Gadkari Courts Rajini to Forge South Alliance
As the BJP’s telesavvy leaders continue to cater to their favourite constituency, which is limited to the size of a TV set, party President Nitin Gadkari is looking beyond drawing room coalitions. The overtures he is making to civil society leaders, mega filmstars, and honchos of smaller parties in various parts of the country certainly make it seem so. Gadkari is shunned by his talking-head colleagues; nevertheless he wants to prove that he can bring in more allies for the party by making the right moves. Recently, he advised various BJP chief ministers to accord state guest status to Rajinikanth, the powerful 61-year-old southern filmstar whose origins are, however, in Maharashtra. The World Cup final held in Maharashtra offered a chance to bond; Gadkari chanced to come across the actor who was stuck in a traffic jam, and graciously took him to his hotel. He met Rajinikanth again in Chennai later. Gadkari refrained from discussing politics with the actor, but he left no one including the superstar, in doubt about his motives. Having come to know the deeply religious Rajnikanth is involved with some mutts in BJP-ruled Uttrakhand, Gadkari, it is learnt, has advised Chief Minister Ramesh Pokhriyal to provide special security to the premises and to Rajinikanth when he visits. Gadkari is convinced Rajinikanth is nursing political ambitions, and would be tempted to enter politics directly again, once he gets a little older. His calculation is that unless the BJP acquires powerful allies in states like Tamil Nadu, Orissa, West Bengal, Assam and Andhra, it has very little chance of capturing power at the Centre in 2014. During the past seven years, the BJP has failed to attract a single new ally, while it has lost many. Gadkari wants to relaunch L K Advani’s politics of arithmetic additionality, by adding newer allies who have significant vote shares in their respective regions. The catch is that Gadkari’s success is dependent on the failure of those who successfully sabotaged his predecessor.

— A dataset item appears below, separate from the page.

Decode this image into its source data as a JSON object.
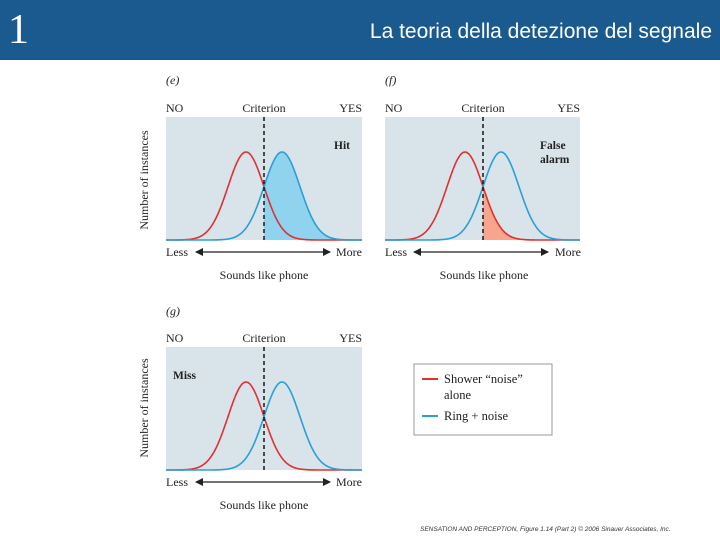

Linguistic Demarcation of Babus
The heat and dust generated by the Assembly elections is yet to settle. But Prime Minister Manmohan Singh is facing heat from his ministers regarding the selection of babus to fill up vacant posts. Predictably, the first salvo was fired by none other than the DMK. Soon after his return from Tamil Nadu, M K Alagiri, Union Minister for Chemicals and Fertilisers, sent a strong message to the PM and the cabinet secretariat, that he would accept only a Tamil-speaker to replace secretary M Raman, who retired on Saturday. Alagiri has always insisted that one of his three secretaries should be a Tamil. The two others are Mukul Joshi (a Punjabi), Secretary, Petro-Chemicals and Shantanu Bahura (an Oriya), Secretary, Fertilisers. In fact, the Department of Personnel hasn’t been able to process the appointment of a new secretary because Union Minister of State in PMO V Narayanasamy, to whom Alagiri had conveyed his opinion, was busy with state elections. The DMK Minister’s continuing clout is evident from the fact that the post hasn’t been filled until the last day. Following in the steps of DMK Ministers, other UPA allies are demanding that only babus who speak their language be appointed in senior positions. Once the steel frame of the bureaucracy was divided along caste lines. Now they are seeking reservation on the basis of language.
Big Business Dreams of West Bengal
Mumbai has lost out to Kolkata in corporate lobbying. Though most business houses failed to get concessions from a market-friendly Marxist Chief Minister Buddhadev Bhattacharya, they now smell a golden opportunity to capture Bengal, if Mamata forms the government. They hope Amit Mitra, a Delhi School of Economics alumnus and former secretary general of FICCI, will take over as Didi’s finance minister. Elements in India Inc. feel that Mitra and other pro-industry elements that have infiltrated the Trinamool Congress can influence not only state fiscal policies but can also be used to dictate economic policies at the Centre, as the Marxists did during UPA I. All big industrial houses have deputed their representatives, including private PR agencies, to ensure that Mamata and her party get full publicity and resources.
And Never the Twain Must Meet
The sudden and unceremonious departure of Timothy Roemer, US Ambassador to India, has sent a strong signal to the diplomatic community that the Congress party would not like envoys to mix diplomacy with commerce. Stung by the charge of being pro-US, Sonia-loyalists like Defence Minister A K Antony have initiated serious scrutiny into all deals involving US companies. The rejection of Lockheed Martin’s F-16 and Boeing’s F/A 18 Super Hornet by the Indian Air Force was meant to convey the impression that the Congress High Command would like to shed its pro-America image. For the past decade, various American Ambassadors have been pressuring both central ministers and the bureaucracy to favour American multinationals for government contracts. Subsequently many top babus got lucrative assignments with leading American companies either after quitting their jobs or post-retirement. Most envoys had acquired uninhibited access to powerful leaders of both the national parties, as well as to top civil servants. Roemer’s failure to achieve his commercial mission will deter others from pushing business instead of credible friendship between the two countries.